David Nehls (music and lyrics) and Betsy Kelso (book) wrote “Trailer Park Musical,” which first played at the New York Music Theatre Festival in 2004 and ran Off-Broadway in 2005. Three women narrate the story: Betty (Doreen Barnard), the remarkably versatile leader of the trio; Linoleum or “Lin” (Erica Livingston), the uncouth jokester named for the surface on which she was born; and Pickles (Caitlin Maloney), the dense young woman who always thinks she's pregnant and brags about dating a cosmopolite — “He likes foreign beers and cheese that smells like urine!”
The show is filled with lines like that one; surprisingly, the biggest laughs come from jokes involving vulgarity, and the actors' fearless delivery of what would normally be considered rude is what makes the dialogue so amusing.
“This Side of the Tracks,” the catchy opening number of a show filled with radiant music (Ethan Deppe, music director) sets the scene: Armadillo Acres, a trailer park in Starke, Fla., where, as Lin laments, “You'd trade your left tit for a dip in the pool.” Norbert (Scott Wakefield), a gentle toll collector, tries to convince his agoraphobic wife Jeannie (Katherine Proctor) to step outside of their home by the time they reach their impending 20th anniversary.
Norbert soon finds himself at a strip club, where his new, sultry neighbor, Pippi (Amy Halldin) puts on a show (“The Buck Stops Here”). He inadvertently charms her, and the narrators sing that “It Doesn't Take a Genius” to figure out what happens next: Norbert falls for the vivacious stripper as his unaware wife tries to overcome her fear. Act One closes with the epic, hilarious number, “Storm's A-Brewin',” featuring madcap choreography, shiny costumes (Jimmy Johansmeyer, costume designer), and a disco ball (John Horan, lighting designer).
The second act is shorter, but even more vibrant than the first. “Roadkill” follows Duke (Andy Moss), Pippi's crazy, magic-marker-sniffing ex-boyfriend, from Oklahoma City to Starke. He confronts her, Jeannie confronts Norbert, and in the moving climax, all must “make like a nail and press on.”
Four talented musicians (Ethan Deppe, Dillon Kondor, Shannon Cockbill and Matt Pond) provide instrumentation for the musical numbers. “The Great American TV Show,” a tribute to the tacky Sally/Jenny/Ricki-esque morning talk shows, particularly showcases theirs and the singers' musicianship.
At a few brief moments, the jokes abrade, but not because they offend; there's a bit about flan that goes on too long and an obligatory Britney Spears potshot (come on, she's too easy a target). But that's to say nothing of the performances, which are all airtight. Accents have been consistently well-executed in CRT shows this summer, but the intense, spot-on drawl the actors put on in “Trailer Park Musical” stands out, especially during songs (credit for crispness also goes to Don Tindall's sound design).

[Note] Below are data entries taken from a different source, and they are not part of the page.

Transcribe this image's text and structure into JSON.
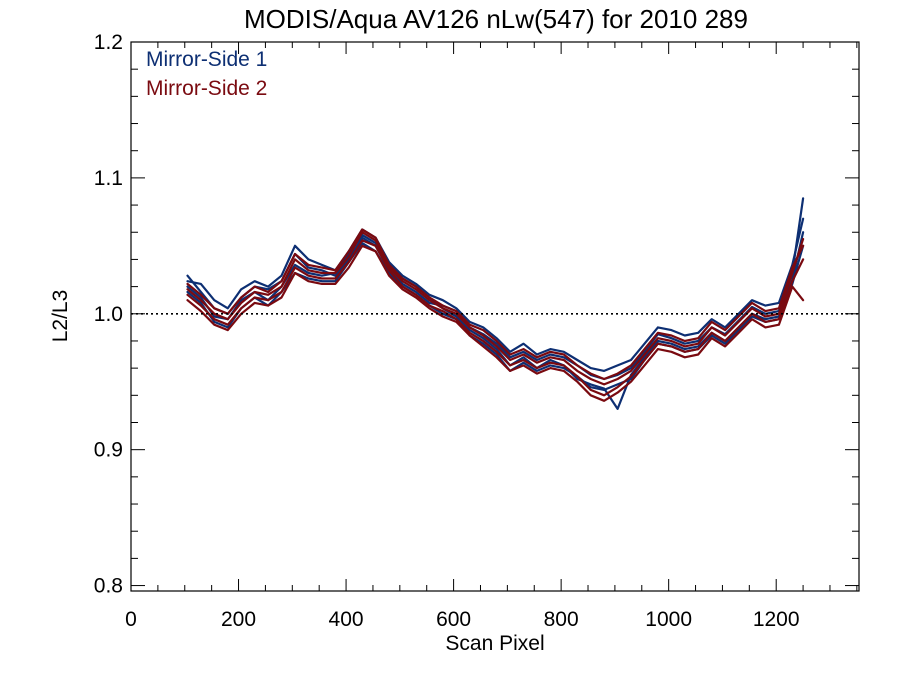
{
  "chart_data": {
    "type": "line",
    "title": "MODIS/Aqua AV126 nLw(547) for 2010 289",
    "xlabel": "Scan Pixel",
    "ylabel": "L2/L3",
    "xlim": [
      0,
      1354
    ],
    "ylim": [
      0.796,
      1.2
    ],
    "xticks": [
      0,
      200,
      400,
      600,
      800,
      1000,
      1200
    ],
    "yticks": [
      0.8,
      0.9,
      1.0,
      1.1,
      1.2
    ],
    "ytick_labels": [
      "0.8",
      "0.9",
      "1.0",
      "1.1",
      "1.2"
    ],
    "reference_line": 1.0,
    "legend_position": "top-left",
    "x": [
      105,
      130,
      155,
      180,
      205,
      230,
      255,
      280,
      305,
      330,
      355,
      380,
      405,
      430,
      455,
      480,
      505,
      530,
      555,
      580,
      605,
      630,
      655,
      680,
      705,
      730,
      755,
      780,
      805,
      830,
      855,
      880,
      905,
      930,
      955,
      980,
      1005,
      1030,
      1055,
      1080,
      1105,
      1130,
      1155,
      1180,
      1205,
      1230,
      1250
    ],
    "series": [
      {
        "name": "Mirror-Side 1",
        "color": "#0d2f73",
        "lines": [
          [
            1.028,
            1.016,
            1.004,
            1.0,
            1.012,
            1.02,
            1.018,
            1.024,
            1.044,
            1.034,
            1.032,
            1.028,
            1.04,
            1.056,
            1.05,
            1.032,
            1.022,
            1.016,
            1.008,
            1.006,
            1.002,
            0.99,
            0.985,
            0.978,
            0.968,
            0.972,
            0.966,
            0.97,
            0.968,
            0.962,
            0.955,
            0.952,
            0.955,
            0.96,
            0.972,
            0.985,
            0.982,
            0.978,
            0.98,
            0.99,
            0.985,
            0.995,
            1.005,
            1.0,
            1.002,
            1.03,
            1.085
          ],
          [
            1.02,
            1.012,
            0.998,
            0.996,
            1.01,
            1.016,
            1.01,
            1.02,
            1.036,
            1.03,
            1.028,
            1.03,
            1.044,
            1.058,
            1.052,
            1.036,
            1.026,
            1.02,
            1.012,
            1.004,
            0.998,
            0.988,
            0.982,
            0.974,
            0.962,
            0.968,
            0.96,
            0.966,
            0.962,
            0.952,
            0.948,
            0.945,
            0.93,
            0.955,
            0.968,
            0.98,
            0.978,
            0.974,
            0.976,
            0.986,
            0.98,
            0.99,
            1.0,
            0.996,
            0.998,
            1.025,
            1.06
          ],
          [
            1.024,
            1.022,
            1.01,
            1.004,
            1.018,
            1.024,
            1.02,
            1.028,
            1.05,
            1.04,
            1.036,
            1.032,
            1.046,
            1.062,
            1.056,
            1.038,
            1.028,
            1.022,
            1.014,
            1.01,
            1.004,
            0.994,
            0.99,
            0.982,
            0.972,
            0.978,
            0.97,
            0.974,
            0.972,
            0.966,
            0.96,
            0.958,
            0.962,
            0.966,
            0.978,
            0.99,
            0.988,
            0.984,
            0.986,
            0.996,
            0.99,
            1.0,
            1.01,
            1.006,
            1.008,
            1.036,
            1.07
          ],
          [
            1.016,
            1.008,
            0.994,
            0.99,
            1.004,
            1.012,
            1.006,
            1.016,
            1.03,
            1.026,
            1.024,
            1.024,
            1.038,
            1.052,
            1.046,
            1.03,
            1.02,
            1.014,
            1.006,
            1.0,
            0.996,
            0.984,
            0.978,
            0.97,
            0.958,
            0.964,
            0.958,
            0.962,
            0.96,
            0.954,
            0.946,
            0.944,
            0.948,
            0.952,
            0.966,
            0.978,
            0.976,
            0.972,
            0.974,
            0.984,
            0.978,
            0.988,
            0.998,
            0.994,
            0.996,
            1.022,
            1.05
          ]
        ]
      },
      {
        "name": "Mirror-Side 2",
        "color": "#7a0a10",
        "lines": [
          [
            1.018,
            1.01,
            1.0,
            0.996,
            1.008,
            1.016,
            1.014,
            1.02,
            1.04,
            1.032,
            1.03,
            1.03,
            1.042,
            1.06,
            1.054,
            1.034,
            1.024,
            1.018,
            1.01,
            1.004,
            1.0,
            0.99,
            0.984,
            0.976,
            0.966,
            0.97,
            0.964,
            0.968,
            0.966,
            0.958,
            0.952,
            0.948,
            0.952,
            0.958,
            0.97,
            0.982,
            0.98,
            0.976,
            0.978,
            0.99,
            0.984,
            0.994,
            1.004,
            0.998,
            1.0,
            1.03,
            1.055
          ],
          [
            1.014,
            1.006,
            0.996,
            0.992,
            1.004,
            1.012,
            1.01,
            1.016,
            1.034,
            1.028,
            1.026,
            1.026,
            1.038,
            1.054,
            1.05,
            1.032,
            1.02,
            1.014,
            1.006,
            1.002,
            0.996,
            0.986,
            0.98,
            0.972,
            0.962,
            0.966,
            0.96,
            0.964,
            0.962,
            0.954,
            0.944,
            0.94,
            0.946,
            0.954,
            0.966,
            0.978,
            0.976,
            0.972,
            0.974,
            0.986,
            0.98,
            0.99,
            1.0,
            0.994,
            0.996,
            1.024,
            1.04
          ],
          [
            1.022,
            1.014,
            1.004,
            1.0,
            1.012,
            1.02,
            1.016,
            1.024,
            1.044,
            1.036,
            1.034,
            1.032,
            1.046,
            1.062,
            1.056,
            1.036,
            1.026,
            1.02,
            1.012,
            1.006,
            1.002,
            0.992,
            0.988,
            0.98,
            0.97,
            0.974,
            0.968,
            0.972,
            0.97,
            0.962,
            0.956,
            0.952,
            0.956,
            0.962,
            0.974,
            0.986,
            0.984,
            0.98,
            0.982,
            0.994,
            0.988,
            0.998,
            1.008,
            1.002,
            1.004,
            1.034,
            1.05
          ],
          [
            1.01,
            1.002,
            0.992,
            0.988,
            1.0,
            1.008,
            1.006,
            1.012,
            1.03,
            1.024,
            1.022,
            1.022,
            1.034,
            1.05,
            1.046,
            1.028,
            1.018,
            1.012,
            1.004,
            0.998,
            0.994,
            0.984,
            0.976,
            0.968,
            0.958,
            0.962,
            0.956,
            0.96,
            0.958,
            0.95,
            0.94,
            0.936,
            0.942,
            0.95,
            0.962,
            0.974,
            0.972,
            0.968,
            0.97,
            0.982,
            0.976,
            0.986,
            0.996,
            0.99,
            0.992,
            1.02,
            1.01
          ]
        ]
      }
    ]
  }
}
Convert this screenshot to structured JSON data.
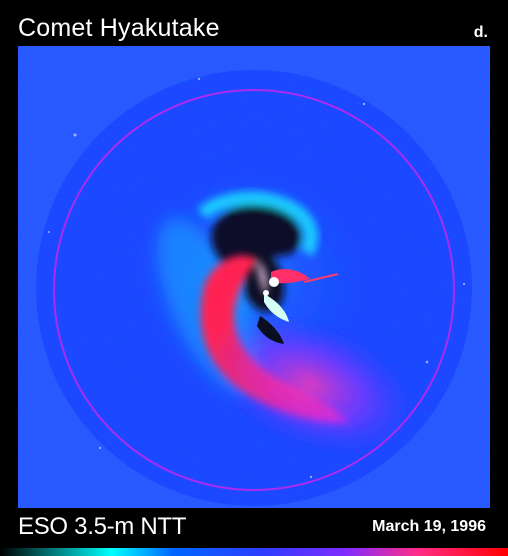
{
  "title": "Comet Hyakutake",
  "panel_label": "d.",
  "footer": {
    "telescope": "ESO 3.5-m NTT",
    "date": "March 19, 1996"
  },
  "colors": {
    "background": "#2f54ff",
    "disk": "#2343ff",
    "ring": "#b32af0",
    "red_jet": "#ff1f47",
    "cyan_halo": "#27d9ff",
    "colorbar": [
      "#000000",
      "#00ffff",
      "#0066ff",
      "#2f3cff",
      "#7f2cff",
      "#ff2d88",
      "#ff0000"
    ]
  }
}
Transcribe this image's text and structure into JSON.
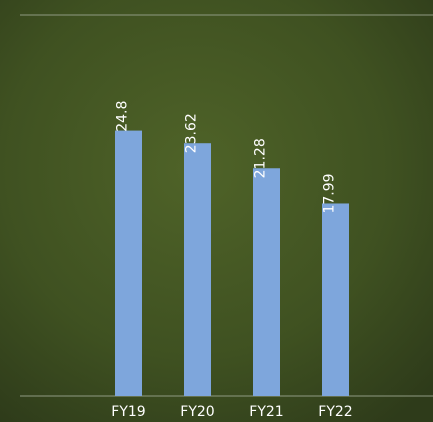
{
  "chart_data": {
    "type": "bar",
    "categories": [
      "FY19",
      "FY20",
      "FY21",
      "FY22"
    ],
    "values": [
      24.8,
      23.62,
      21.28,
      17.99
    ],
    "color": "#7ea6dc",
    "ylim": [
      0,
      35.6
    ]
  }
}
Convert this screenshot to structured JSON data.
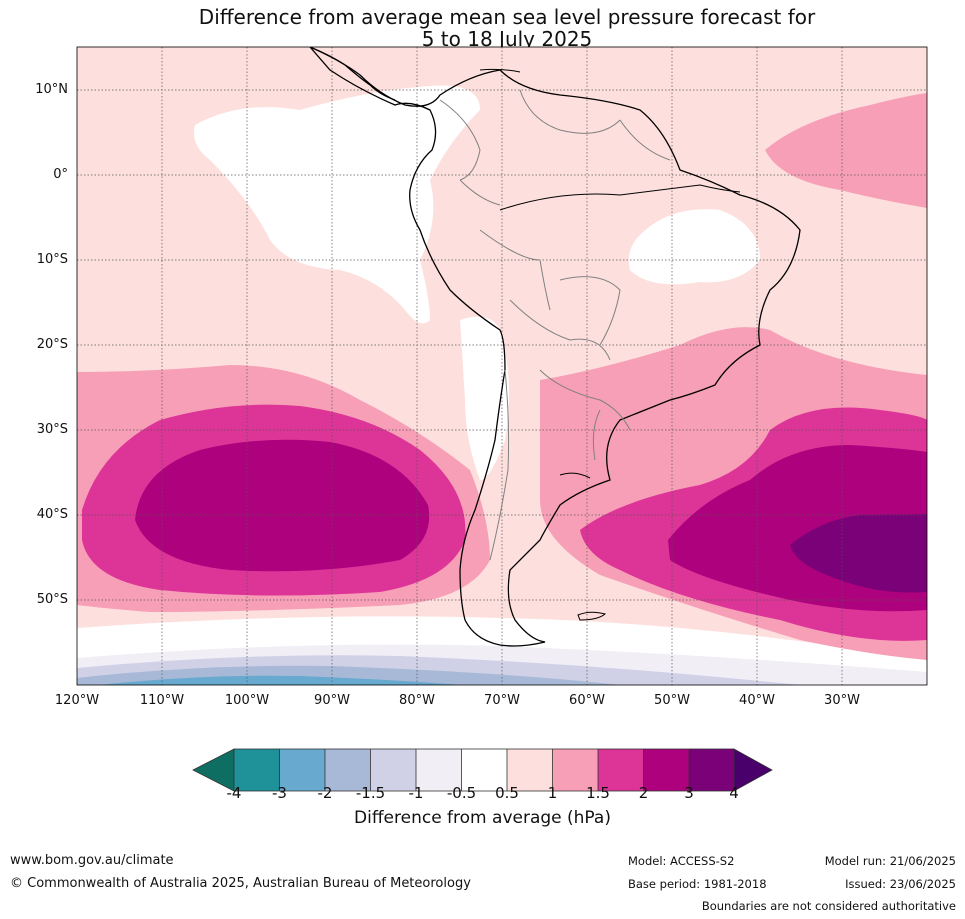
{
  "title": {
    "line1": "Difference from average mean sea level pressure forecast for",
    "line2": "5 to 18 July 2025"
  },
  "axes": {
    "lat_labels": [
      "10°N",
      "0°",
      "10°S",
      "20°S",
      "30°S",
      "40°S",
      "50°S"
    ],
    "lat_values": [
      10,
      0,
      -10,
      -20,
      -30,
      -40,
      -50
    ],
    "lon_labels": [
      "120°W",
      "110°W",
      "100°W",
      "90°W",
      "80°W",
      "70°W",
      "60°W",
      "50°W",
      "40°W",
      "30°W"
    ],
    "lon_values": [
      -120,
      -110,
      -100,
      -90,
      -80,
      -70,
      -60,
      -50,
      -40,
      -30
    ],
    "lon_range": [
      -120,
      -20
    ],
    "lat_range": [
      -60,
      15
    ],
    "grid": "dotted"
  },
  "legend": {
    "title": "Difference from average (hPa)",
    "ticks": [
      "-4",
      "-3",
      "-2",
      "-1.5",
      "-1",
      "-0.5",
      "0.5",
      "1",
      "1.5",
      "2",
      "3",
      "4"
    ],
    "colors": [
      "#0e6e62",
      "#1f9198",
      "#67a9cf",
      "#a8b9d8",
      "#d0d1e6",
      "#f1eef6",
      "#ffffff",
      "#fde0dd",
      "#f89fb8",
      "#dd3497",
      "#ae017e",
      "#7a0177",
      "#49006a"
    ]
  },
  "colors": {
    "ocean_default": "#fde0dd",
    "white_band": "#ffffff",
    "pink_15": "#f89fb8",
    "magenta_2": "#dd3497",
    "purple_3": "#ae017e",
    "deep_4": "#7a0177",
    "coast": "#000000",
    "border": "#808080"
  },
  "footer": {
    "website": "www.bom.gov.au/climate",
    "copyright": "© Commonwealth of Australia 2025, Australian Bureau of Meteorology",
    "model": "Model: ACCESS-S2",
    "base_period": "Base period: 1981-2018",
    "model_run": "Model run: 21/06/2025",
    "issued": "Issued: 23/06/2025",
    "disclaimer": "Boundaries are not considered authoritative"
  }
}
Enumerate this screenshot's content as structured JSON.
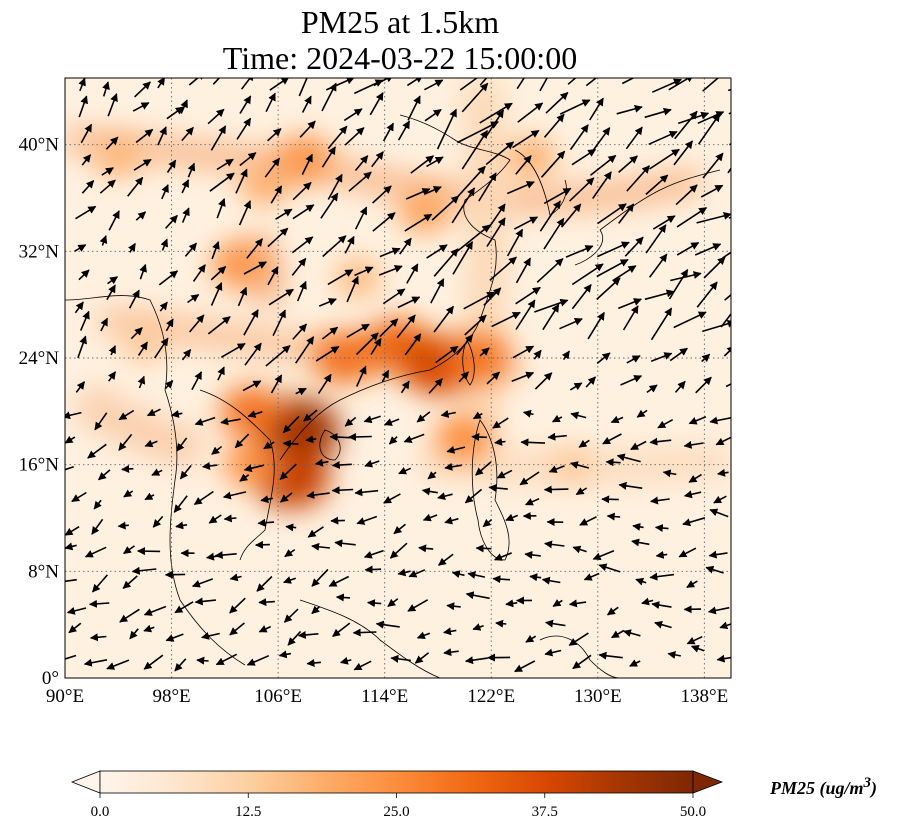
{
  "title": {
    "line1": "PM25 at 1.5km",
    "line2": "Time: 2024-03-22 15:00:00"
  },
  "map": {
    "lon_range": [
      90,
      140
    ],
    "lat_range": [
      0,
      45
    ],
    "lon_ticks": [
      "90°E",
      "98°E",
      "106°E",
      "114°E",
      "122°E",
      "130°E",
      "138°E"
    ],
    "lat_ticks": [
      "0°",
      "8°N",
      "16°N",
      "24°N",
      "32°N",
      "40°N"
    ],
    "gridlines": "dotted"
  },
  "colorbar": {
    "label": "PM25 (ug/m",
    "label_sup": "3",
    "label_close": ")",
    "ticks": [
      "0.0",
      "12.5",
      "25.0",
      "37.5",
      "50.0"
    ],
    "min": 0,
    "max": 50,
    "extend": "both",
    "colormap": [
      "#fff5eb",
      "#fee6ce",
      "#fdd0a2",
      "#fdae6b",
      "#fd8d3c",
      "#f16913",
      "#d94801",
      "#a63603",
      "#7f2704"
    ]
  },
  "pollution_hotspots": [
    {
      "lon": 107.5,
      "lat": 18.5,
      "value": 45
    },
    {
      "lon": 107,
      "lat": 15,
      "value": 40
    },
    {
      "lon": 111,
      "lat": 24,
      "value": 30
    },
    {
      "lon": 115,
      "lat": 25,
      "value": 32
    },
    {
      "lon": 118,
      "lat": 23.5,
      "value": 38
    },
    {
      "lon": 121,
      "lat": 24,
      "value": 30
    },
    {
      "lon": 120,
      "lat": 18,
      "value": 26
    },
    {
      "lon": 104,
      "lat": 20,
      "value": 30
    },
    {
      "lon": 104,
      "lat": 16,
      "value": 25
    },
    {
      "lon": 103,
      "lat": 31,
      "value": 24
    },
    {
      "lon": 108,
      "lat": 39,
      "value": 24
    },
    {
      "lon": 105,
      "lat": 37,
      "value": 20
    },
    {
      "lon": 117,
      "lat": 35,
      "value": 22
    },
    {
      "lon": 125,
      "lat": 39,
      "value": 20
    },
    {
      "lon": 94,
      "lat": 39,
      "value": 18
    },
    {
      "lon": 96,
      "lat": 25,
      "value": 15
    },
    {
      "lon": 128,
      "lat": 16,
      "value": 14
    },
    {
      "lon": 112,
      "lat": 30,
      "value": 18
    }
  ]
}
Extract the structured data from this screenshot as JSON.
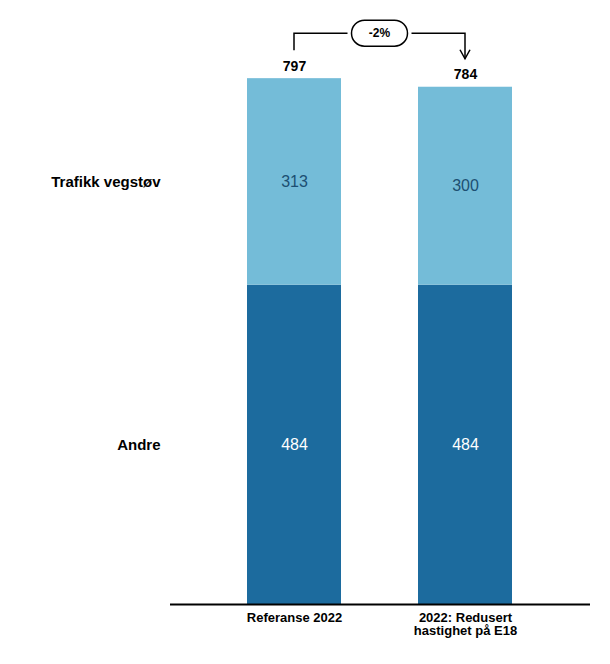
{
  "chart_data": {
    "type": "bar",
    "categories": [
      "Referanse 2022",
      "2022: Redusert\nhastighet på E18"
    ],
    "series": [
      {
        "name": "Andre",
        "color": "#1c6b9e",
        "values": [
          484,
          484
        ]
      },
      {
        "name": "Trafikk vegstøv",
        "color": "#74bcd8",
        "values": [
          313,
          300
        ]
      }
    ],
    "totals": [
      797,
      784
    ],
    "annotations": [
      "-2%"
    ],
    "stacked": true,
    "data_labels": true,
    "tick_labels": "x",
    "ylim": [
      0,
      870
    ]
  }
}
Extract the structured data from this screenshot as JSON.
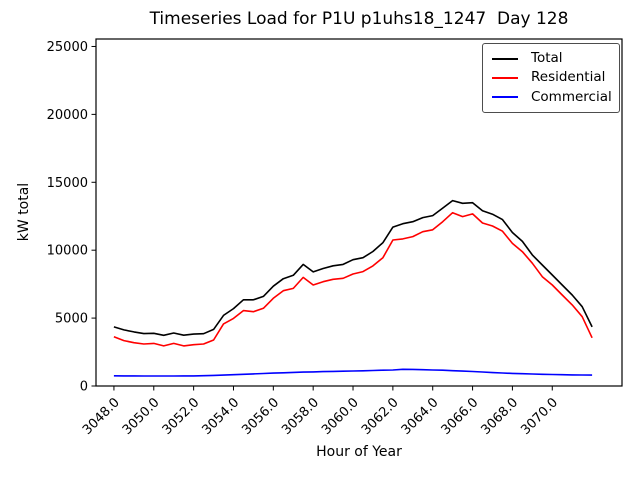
{
  "chart_data": {
    "type": "line",
    "title": "Timeseries Load for P1U p1uhs18_1247  Day 128",
    "xlabel": "Hour of Year",
    "ylabel": "kW total",
    "grid": false,
    "legend_position": "upper right",
    "xlim": [
      3047.1,
      3073.5
    ],
    "ylim": [
      0,
      25550
    ],
    "xticks": [
      3048,
      3050,
      3052,
      3054,
      3056,
      3058,
      3060,
      3062,
      3064,
      3066,
      3068,
      3070
    ],
    "xtick_labels": [
      "3048.0",
      "3050.0",
      "3052.0",
      "3054.0",
      "3056.0",
      "3058.0",
      "3060.0",
      "3062.0",
      "3064.0",
      "3066.0",
      "3068.0",
      "3070.0"
    ],
    "yticks": [
      0,
      5000,
      10000,
      15000,
      20000,
      25000
    ],
    "ytick_labels": [
      "0",
      "5000",
      "10000",
      "15000",
      "20000",
      "25000"
    ],
    "x": [
      3048.0,
      3048.5,
      3049.0,
      3049.5,
      3050.0,
      3050.5,
      3051.0,
      3051.5,
      3052.0,
      3052.5,
      3053.0,
      3053.5,
      3054.0,
      3054.5,
      3055.0,
      3055.5,
      3056.0,
      3056.5,
      3057.0,
      3057.5,
      3058.0,
      3058.5,
      3059.0,
      3059.5,
      3060.0,
      3060.5,
      3061.0,
      3061.5,
      3062.0,
      3062.5,
      3063.0,
      3063.5,
      3064.0,
      3064.5,
      3065.0,
      3065.5,
      3066.0,
      3066.5,
      3067.0,
      3067.5,
      3068.0,
      3068.5,
      3069.0,
      3069.5,
      3070.0,
      3070.5,
      3071.0,
      3071.5,
      3072.0
    ],
    "series": [
      {
        "name": "Total",
        "color": "#000000",
        "values": [
          4350,
          4130,
          3980,
          3860,
          3880,
          3730,
          3900,
          3740,
          3820,
          3850,
          4170,
          5200,
          5700,
          6350,
          6350,
          6600,
          7350,
          7900,
          8150,
          8950,
          8400,
          8650,
          8850,
          8950,
          9300,
          9450,
          9900,
          10550,
          11700,
          11950,
          12100,
          12400,
          12550,
          13100,
          13650,
          13450,
          13500,
          12900,
          12650,
          12250,
          11300,
          10650,
          9650,
          8910,
          8170,
          7440,
          6700,
          5840,
          4350
        ]
      },
      {
        "name": "Residential",
        "color": "#ff0000",
        "values": [
          3630,
          3340,
          3190,
          3090,
          3140,
          2950,
          3140,
          2950,
          3040,
          3090,
          3390,
          4570,
          4980,
          5550,
          5470,
          5720,
          6460,
          7020,
          7190,
          8000,
          7440,
          7680,
          7860,
          7930,
          8250,
          8420,
          8840,
          9450,
          10750,
          10830,
          11000,
          11360,
          11500,
          12100,
          12760,
          12470,
          12670,
          12000,
          11780,
          11400,
          10500,
          9890,
          9040,
          8050,
          7440,
          6700,
          5970,
          5100,
          3550
        ]
      },
      {
        "name": "Commercial",
        "color": "#0000ff",
        "values": [
          750,
          745,
          740,
          738,
          737,
          737,
          738,
          740,
          745,
          760,
          780,
          800,
          830,
          860,
          890,
          920,
          950,
          975,
          1000,
          1020,
          1040,
          1060,
          1075,
          1090,
          1105,
          1120,
          1140,
          1160,
          1180,
          1230,
          1220,
          1200,
          1180,
          1160,
          1130,
          1100,
          1070,
          1030,
          990,
          960,
          930,
          905,
          885,
          865,
          845,
          830,
          820,
          810,
          800
        ]
      }
    ]
  }
}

The clever look of the show is due in large part to Jo Winiarski's set design, which is filled with crafty props: flowerpots made of tires, an old Chevy grille, Christmas lights, cinder blocks, milk crates and a tiny pink flamingo — possibly a subtle nod to John Waters and the memorable steps he took toward glorifying, in a hyperbolically caricatured way, trailer park lifestyle.
It's that sort of depiction I was initially afraid could make for shaky subject matter, but after “Trailer Park Musical” immediately and humorously addresses the stereotypes, I realized my worry was unwarranted. The characters are content with their lives and not afraid to joke about outsiders' misconceptions.
At its heart, “Trailer Park Musical” is a story about finding happiness in unlikely places; on the surface, it's a comedy highlighting the coarse lifestyle found only in locales like Armadillo Acres.
That solid combination definitely makes CRT's last show worth seeing.